Henri Nouwen in his book Making
All Things New: An Invitation to a Spiritual Life, writes:
“Our
life is a short time in expectation, a time in which sadness and joy kiss each other
at every moment. There is a quality of sadness that pervades all the moments of
our lives. It seems that there is no such thing as clear-cut pure joy, but even
in the most happy moments of our existence we sense a tinge of sadness… Behind
every smile, there is a tear. In every embrace, there is a loneliness… And in
all forms of light, there is knowledge of surrounding darkness… But this
intimate experience in which every bit of life is touched by a bit of death can
point us beyond the limits of our existence. It can do so by making us look
forward in expectation to the day when our hearts will be filled with perfect
joy, a joy that no one shall take away from us.”

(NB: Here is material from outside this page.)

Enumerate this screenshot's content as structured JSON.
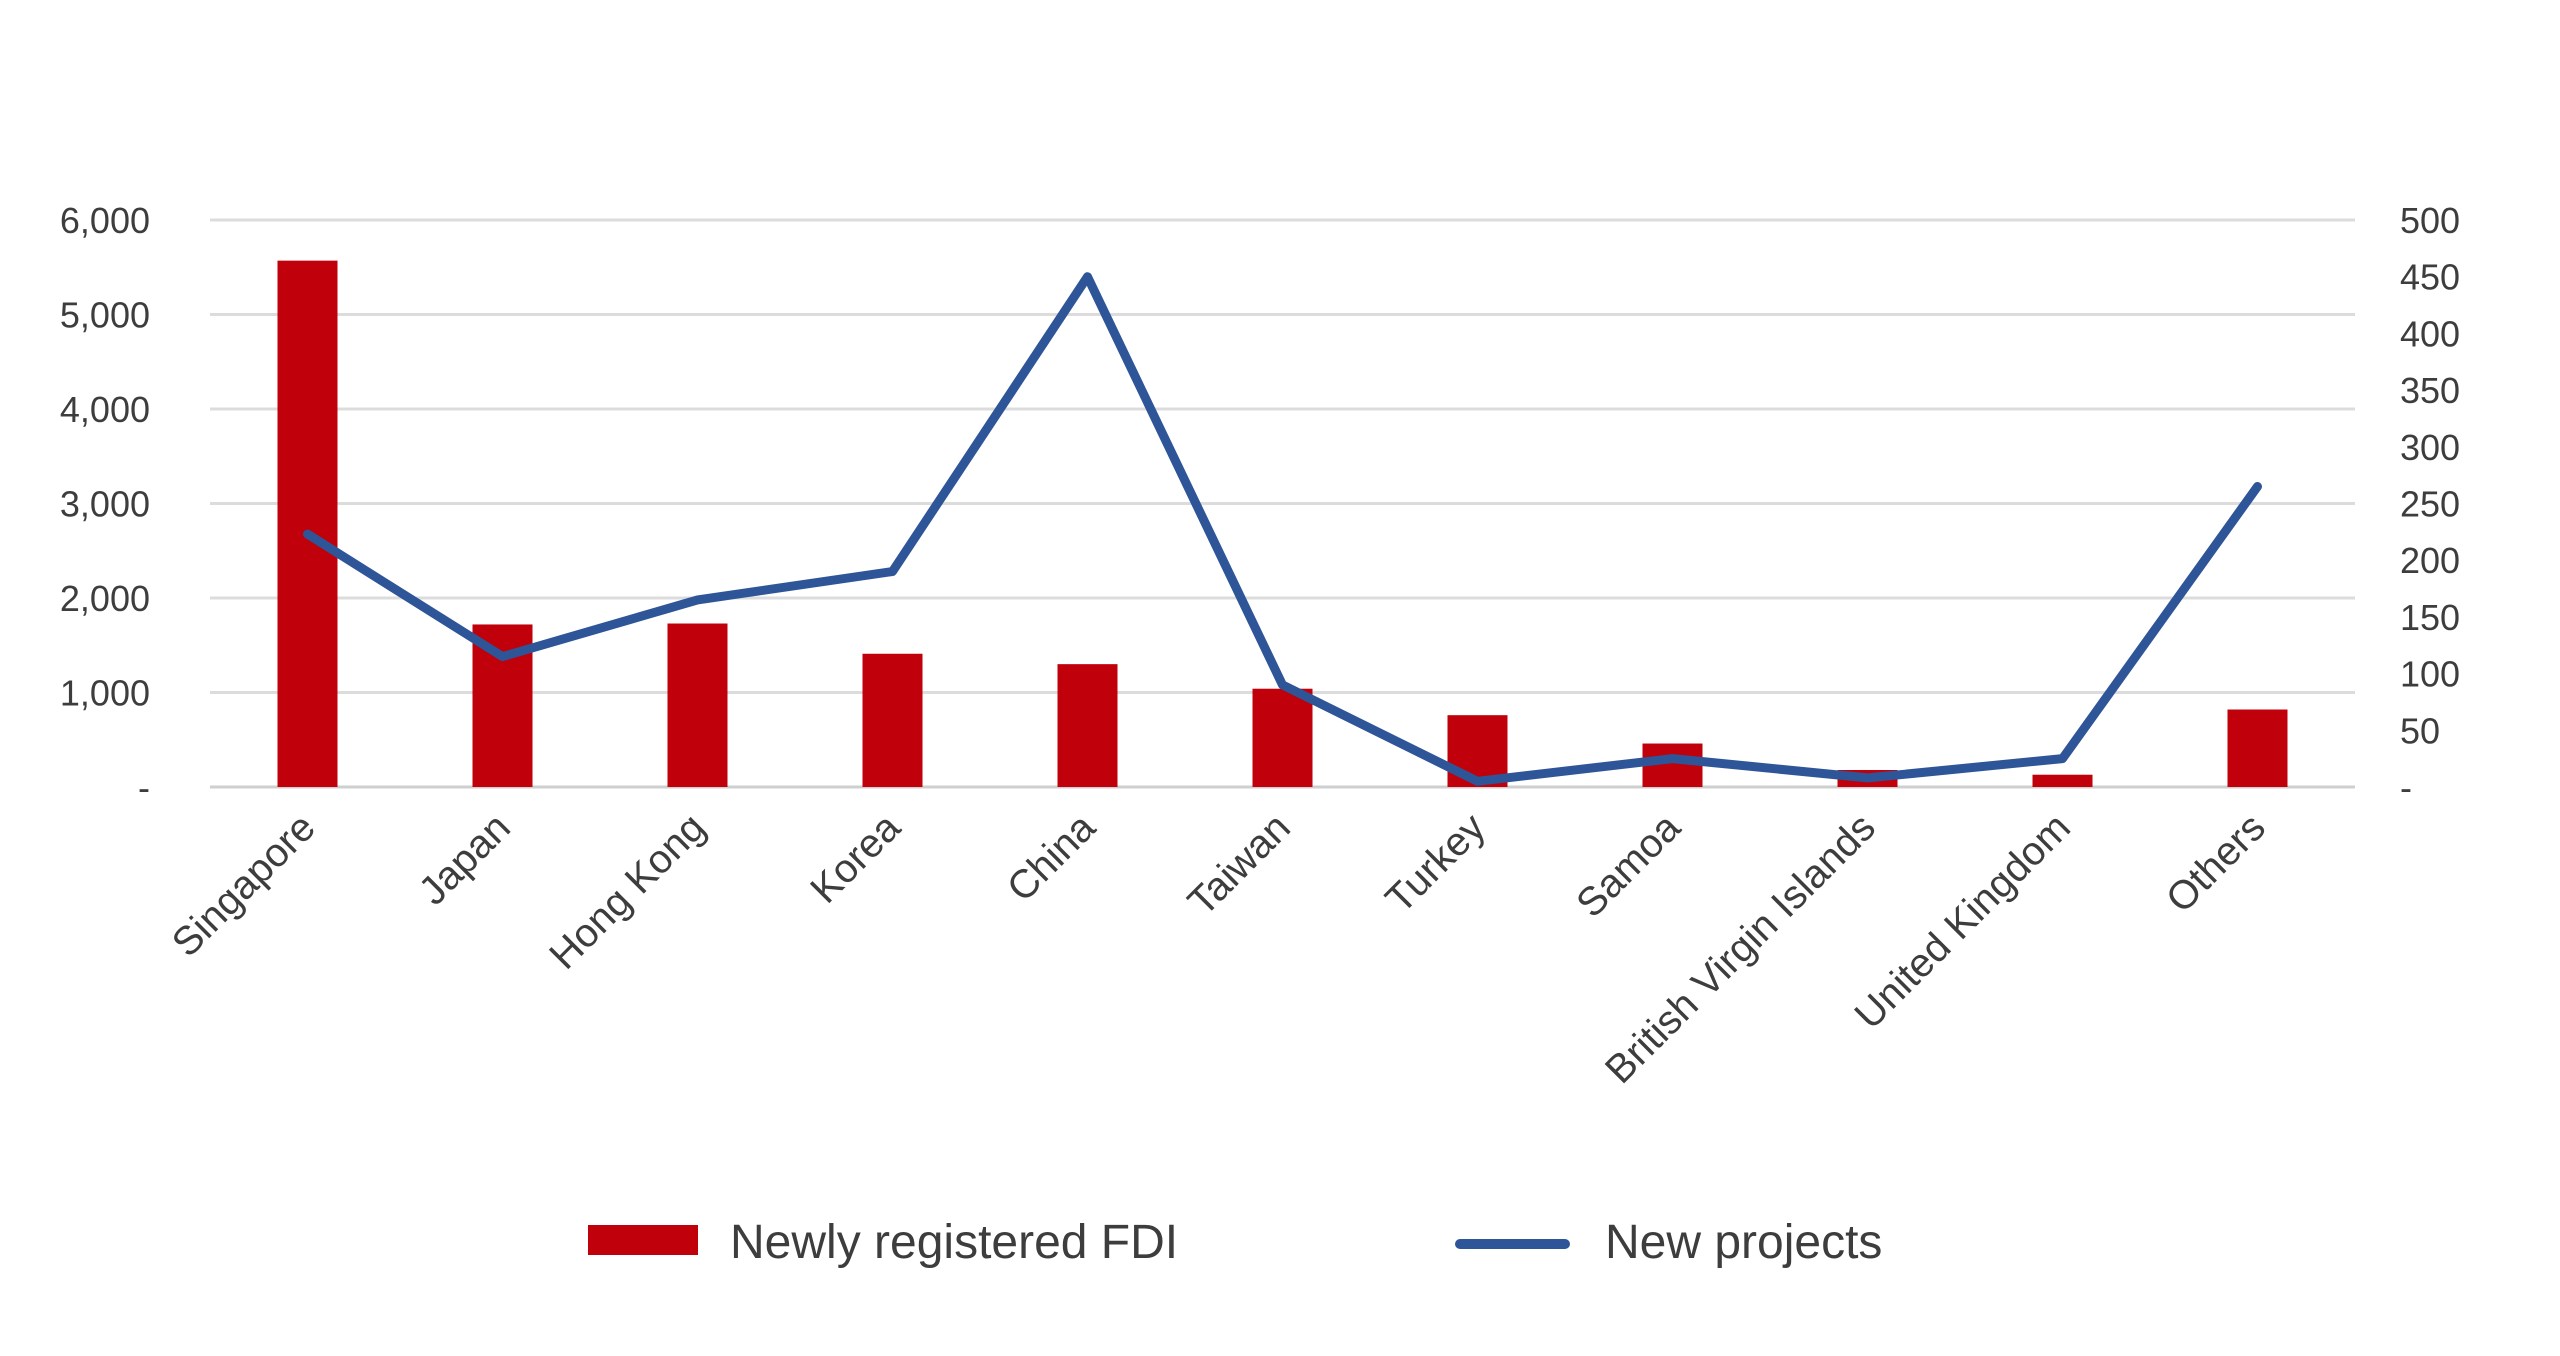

Not only does grief apply to the death of a human, it
applies to the death of hopes, dreams, and humanity/human dignity all over the
world. We need to “feel the night” as Strahan writes in a song. We need to
groan with the rest of creation at the state of the lonely, heartbroken,
beaten, abused, etc., inhabitants of this planet. It is essential for us to
grieve for us to then feel hope. As a good friend once said after I was crying
because a brief encounter with a man hurt my feelings, “We’re going to listen
to ‘Praying’ [by Kesha], you’re going to cry and then we’re going to move on.”
And on a grander scale that moving on means acting to effect change, to bring
heaven down to earth.
My favorite poem of all time is by a Syrian man named Nizar
Qabbani. It’s called Madrasat Al’Hubb, or School of Love. Here are my favorite
lines from it: “Your love taught me how to grieve, and for centuries I needed a
woman to make me grieve, I needed a woman to make me cry on her shoulders like
a bird, I needed a woman to collect my pieces like broken glass…I have never
known that the human tear is humane, and that the human without tears is just a
memory!”
Grieving makes us human. And it then gives us the capacity
to hope and the agency to effect change in love.
Love is not possible without grief and grief is not possible
without love.
But thankfully we experience grief... It gives us a better appreciation for the little things... It also allows us to cry - which I am convinced cleanses the soul... It refreshes us in some strange way.